If there is a chart with 20 entries, and the rules tell me to roll some dice now to see which entry is introduced into the fiction now, that is "playing to find out".

So the fluff - or let's say fiction - does matter. Why then does it matter when it's pre-authored by game designers, but not when a group author it as they go?
I don't understand this question, in the context of this discussion.
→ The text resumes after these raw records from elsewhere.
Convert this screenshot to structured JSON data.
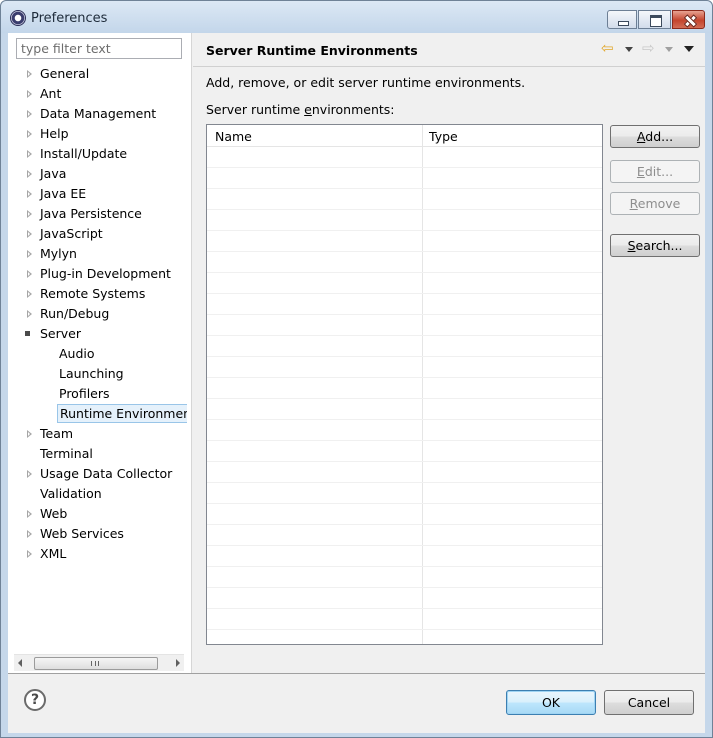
{
  "window": {
    "title": "Preferences"
  },
  "filter": {
    "placeholder": "type filter text"
  },
  "tree": {
    "items": [
      {
        "label": "General",
        "expandable": true
      },
      {
        "label": "Ant",
        "expandable": true
      },
      {
        "label": "Data Management",
        "expandable": true
      },
      {
        "label": "Help",
        "expandable": true
      },
      {
        "label": "Install/Update",
        "expandable": true
      },
      {
        "label": "Java",
        "expandable": true
      },
      {
        "label": "Java EE",
        "expandable": true
      },
      {
        "label": "Java Persistence",
        "expandable": true
      },
      {
        "label": "JavaScript",
        "expandable": true
      },
      {
        "label": "Mylyn",
        "expandable": true
      },
      {
        "label": "Plug-in Development",
        "expandable": true
      },
      {
        "label": "Remote Systems",
        "expandable": true
      },
      {
        "label": "Run/Debug",
        "expandable": true
      },
      {
        "label": "Server",
        "expandable": true,
        "expanded": true
      },
      {
        "label": "Audio",
        "child": true
      },
      {
        "label": "Launching",
        "child": true
      },
      {
        "label": "Profilers",
        "child": true
      },
      {
        "label": "Runtime Environment",
        "child": true,
        "selected": true
      },
      {
        "label": "Team",
        "expandable": true
      },
      {
        "label": "Terminal",
        "expandable": false
      },
      {
        "label": "Usage Data Collector",
        "expandable": true
      },
      {
        "label": "Validation",
        "expandable": false
      },
      {
        "label": "Web",
        "expandable": true
      },
      {
        "label": "Web Services",
        "expandable": true
      },
      {
        "label": "XML",
        "expandable": true
      }
    ]
  },
  "page": {
    "title": "Server Runtime Environments",
    "description": "Add, remove, or edit server runtime environments.",
    "table_label": "Server runtime environments:",
    "table": {
      "columns": [
        "Name",
        "Type"
      ],
      "rows": []
    },
    "buttons": {
      "add": "Add...",
      "edit": "Edit...",
      "remove": "Remove",
      "search": "Search..."
    }
  },
  "dialog": {
    "ok": "OK",
    "cancel": "Cancel",
    "help": "?"
  },
  "colors": {
    "selection_bg": "#e5f1fb",
    "selection_border": "#99c5e8",
    "ok_accent": "#3c7fb1",
    "back_arrow": "#e1a72c"
  },
  "icons": [
    "app-icon",
    "minimize-icon",
    "maximize-icon",
    "close-icon",
    "back-arrow-icon",
    "forward-arrow-icon",
    "view-menu-icon",
    "help-icon"
  ]
}
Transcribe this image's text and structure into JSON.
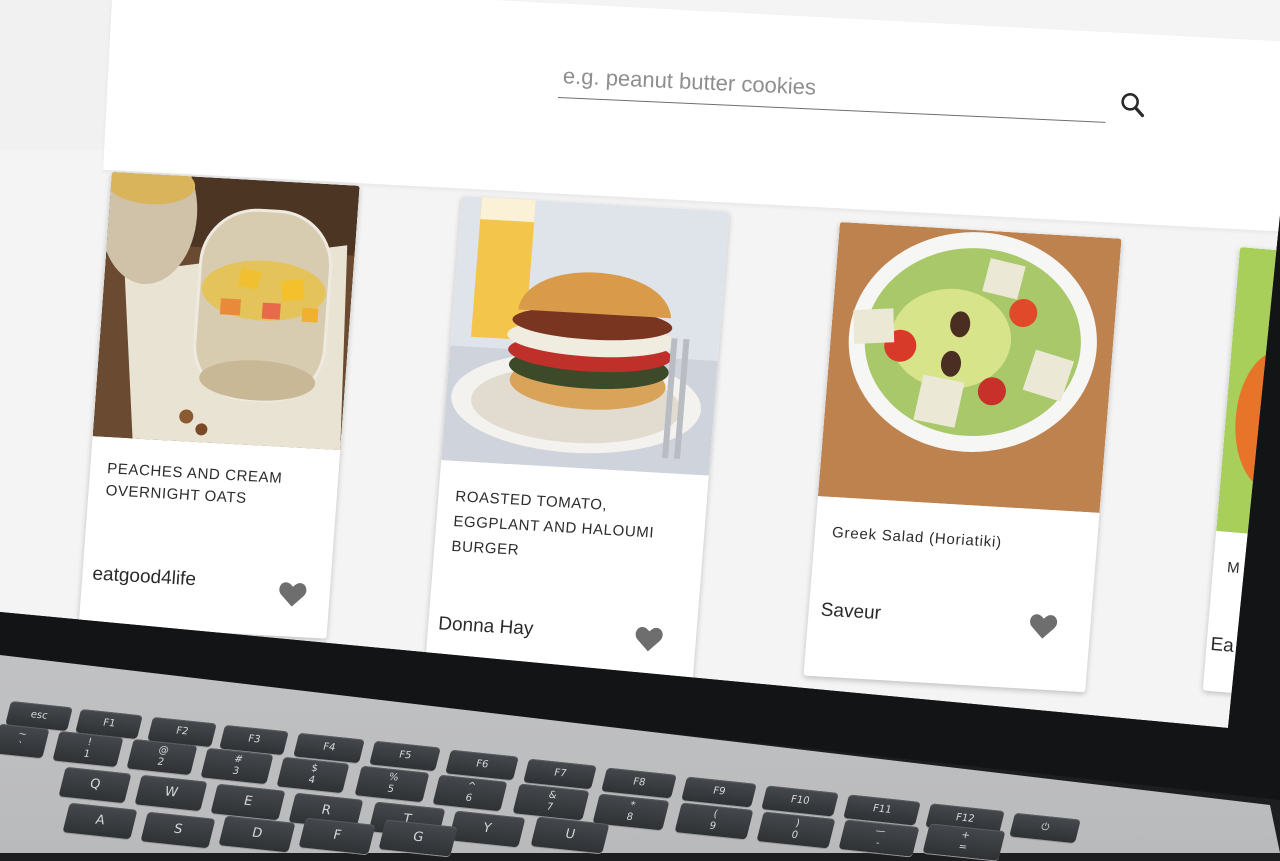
{
  "search": {
    "placeholder": "e.g. peanut butter cookies",
    "button_icon": "search-icon"
  },
  "recipes": [
    {
      "title": "PEACHES AND CREAM\nOVERNIGHT OATS",
      "source": "eatgood4life",
      "favorite_icon": "heart-icon"
    },
    {
      "title": "ROASTED TOMATO,\nEGGPLANT AND HALOUMI\nBURGER",
      "source": "Donna Hay",
      "favorite_icon": "heart-icon"
    },
    {
      "title": "Greek Salad (Horiatiki)",
      "source": "Saveur",
      "favorite_icon": "heart-icon"
    },
    {
      "title": "M",
      "source": "Ea",
      "favorite_icon": "heart-icon"
    }
  ],
  "keyboard": {
    "fn_row": [
      "esc",
      "F1",
      "F2",
      "F3",
      "F4",
      "F5",
      "F6",
      "F7",
      "F8",
      "F9",
      "F10",
      "F11",
      "F12"
    ],
    "number_row": [
      "~\n`",
      "!\n1",
      "@\n2",
      "#\n3",
      "$\n4",
      "%\n5",
      "^\n6",
      "&\n7",
      "*\n8",
      "(\n9",
      ")\n0",
      "—\n-",
      "+\n="
    ],
    "top_row": [
      "Q",
      "W",
      "E",
      "R",
      "T",
      "Y",
      "U"
    ],
    "home_row": [
      "A",
      "S",
      "D",
      "F",
      "G"
    ]
  },
  "colors": {
    "screen_bg": "#f4f4f4",
    "card_bg": "#ffffff",
    "heart": "#6e6e6e",
    "key": "#3a3d41"
  }
}
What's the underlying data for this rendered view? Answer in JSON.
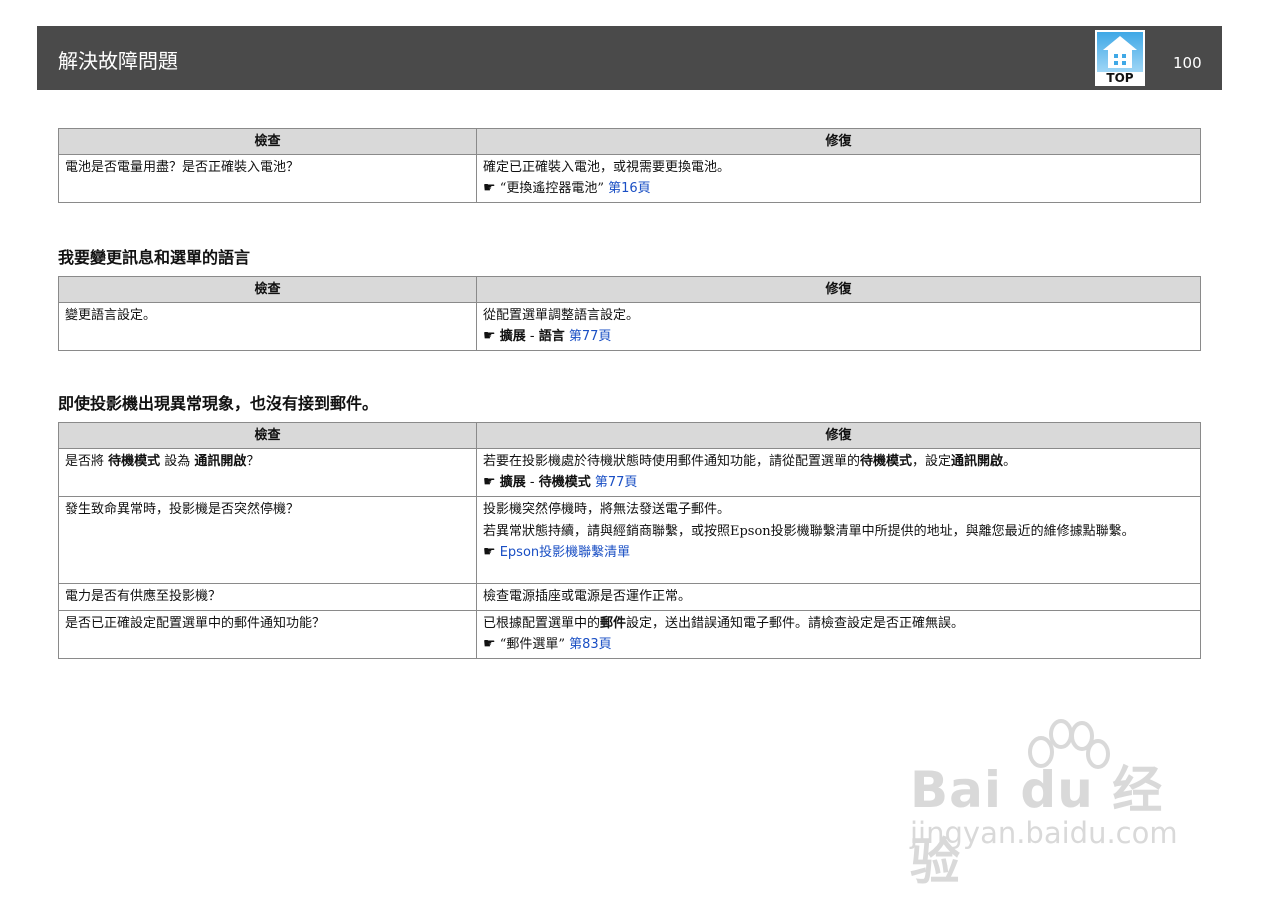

Most fiction in (say) a session of Apocalypse World will not have been pre-authored. Nevertheless, it matters. That doesn't make AW a simulationist RPG - I think it obviously is not one. It doesn't use the mechanics to establish the fiction. It uses the mechanics to distribute responsibilities, and set parameters around, the authorship of fiction.

I'll just note for the D&D comments here and by others that they don't represent what is entailed by the game text. Particulary in regard to the abilities mechanics.
I am talking about D&D combat.

In RM, or RQ, or for that matter Burning Wheel Fight! (but not Bloody Versus, nor a Torchbearer kill or drive off conflict), by the time the resolution of each declared action is complete, we know what has happened in the fiction: whether or not a blow was attempted, whether or not it was parried/dodged/blocked, if it landed where it landed (with a degree of precision that varies across systems - RQ gives us left or right sides more often than RM but RM gives us thigh vs calf more often than RQ), and how bad the injury was.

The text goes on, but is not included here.